Karen Behnke, 56, was way ahead of the juice craze. The entrepreneur who built the country’s first corporate wellness company, PacifiCare in 1983, long ago saw the glowing benefits of superfood cocktails. In 2005, she founded San Rafael-based skin care company Juice Beauty.
Steering clear of lead, heavy metals, and other chemicals—ingredients that are all banned from food items but are often unregulated in conventional cosmetic formulas—Juice Beauty became the first U.S. brand to offer products made with juices from certified organic farmers when it launched its first hit, the Green Apple Peel. (Composed of a patented blend of organic acids found in apple, white grape, and lemon juices, the peel brightens, lightens, and tightens without stripping the skin.) Behnke not only champions the benefits of juicing in skin care, but she also has the numbers to back her up.
Juice Beauty’s Stem Cellular eye treatment, part of the Stem Cellular Collection formulated with a proprietary blend of fruit stem cells and vitamin C, has a 96 percent success rate for banishing dark circles.
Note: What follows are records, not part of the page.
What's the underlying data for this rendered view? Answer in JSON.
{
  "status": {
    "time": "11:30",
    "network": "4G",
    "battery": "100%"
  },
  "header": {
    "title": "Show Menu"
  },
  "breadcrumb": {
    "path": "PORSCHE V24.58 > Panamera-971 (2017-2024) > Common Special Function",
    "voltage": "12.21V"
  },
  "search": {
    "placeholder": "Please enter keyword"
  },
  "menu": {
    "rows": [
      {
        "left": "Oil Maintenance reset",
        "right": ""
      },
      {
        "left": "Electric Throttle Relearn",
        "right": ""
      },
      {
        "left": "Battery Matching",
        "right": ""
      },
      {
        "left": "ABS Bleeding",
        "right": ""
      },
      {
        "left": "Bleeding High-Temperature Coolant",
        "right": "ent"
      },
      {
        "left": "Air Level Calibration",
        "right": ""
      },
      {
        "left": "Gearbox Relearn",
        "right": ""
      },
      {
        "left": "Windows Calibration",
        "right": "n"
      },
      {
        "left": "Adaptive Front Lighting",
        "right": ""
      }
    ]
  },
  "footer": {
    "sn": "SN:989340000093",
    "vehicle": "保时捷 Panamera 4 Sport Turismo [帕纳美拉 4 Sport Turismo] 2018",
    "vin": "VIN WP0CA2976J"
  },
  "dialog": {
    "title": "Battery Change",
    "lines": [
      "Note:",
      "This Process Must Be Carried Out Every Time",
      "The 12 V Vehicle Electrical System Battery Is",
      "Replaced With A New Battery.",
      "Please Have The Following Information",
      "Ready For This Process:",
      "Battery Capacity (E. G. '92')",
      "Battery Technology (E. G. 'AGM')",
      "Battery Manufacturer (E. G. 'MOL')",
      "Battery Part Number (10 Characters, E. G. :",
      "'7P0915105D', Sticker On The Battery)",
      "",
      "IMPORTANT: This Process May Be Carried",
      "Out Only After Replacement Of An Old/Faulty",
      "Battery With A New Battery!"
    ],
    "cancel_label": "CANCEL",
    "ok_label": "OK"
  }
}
And 88 percent of users saw improved tone and texture after a single use of the best-selling Green Apple Peel. But perhaps most persuasive is Behnke’s own demonstration: Treated with the peel, the back of her hand is a glowing contrast to her neglected forearm speckled with age spots. If this doesn’t sell you, celebrity endorsement might: a vegan collaboration with Alicia Silverstone launched in 2012.
In February, Juice introduced makeup to round out its holistic routine. And as expected, colors eschew dyes for genuine berry stains and fruit extracts. The antioxidant-rich CC (Color Control) Cream, made with fruit stem cells, vitamin C, and grape seed, offers a dozen benefits, including damage repair, improved skin elasticity, and chemical-free SPF protection.
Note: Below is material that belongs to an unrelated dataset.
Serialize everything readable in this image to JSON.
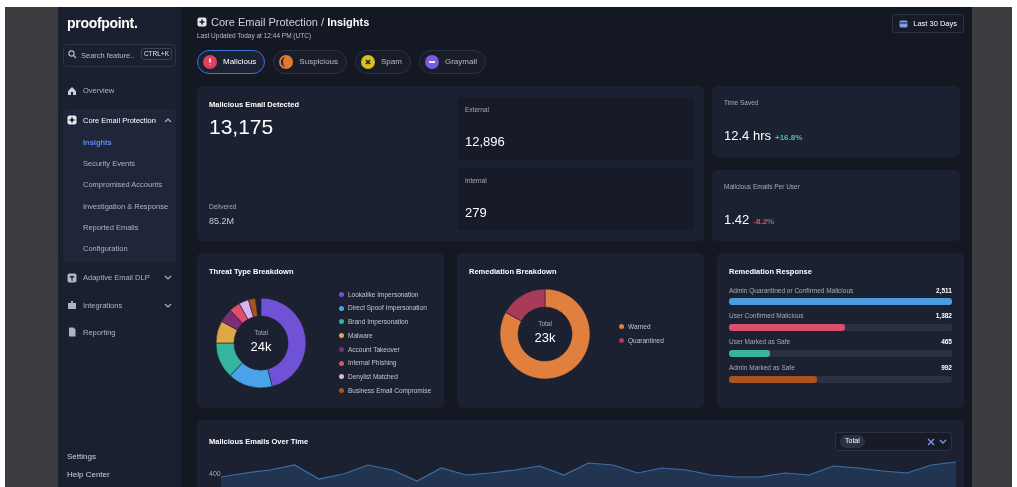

Also unsurprising is Juice Beauty’s environmental ethos. The company’s packaging is made of recycled paper printed with soy ink, and 80 percent of its products are manufactured in solar-powered labs in Northern and Southern California. Juice also donates a percentage of revenues to groups such as Conservation International, Teens Turning Green, The Organic Center, and the Breast Cancer Fund.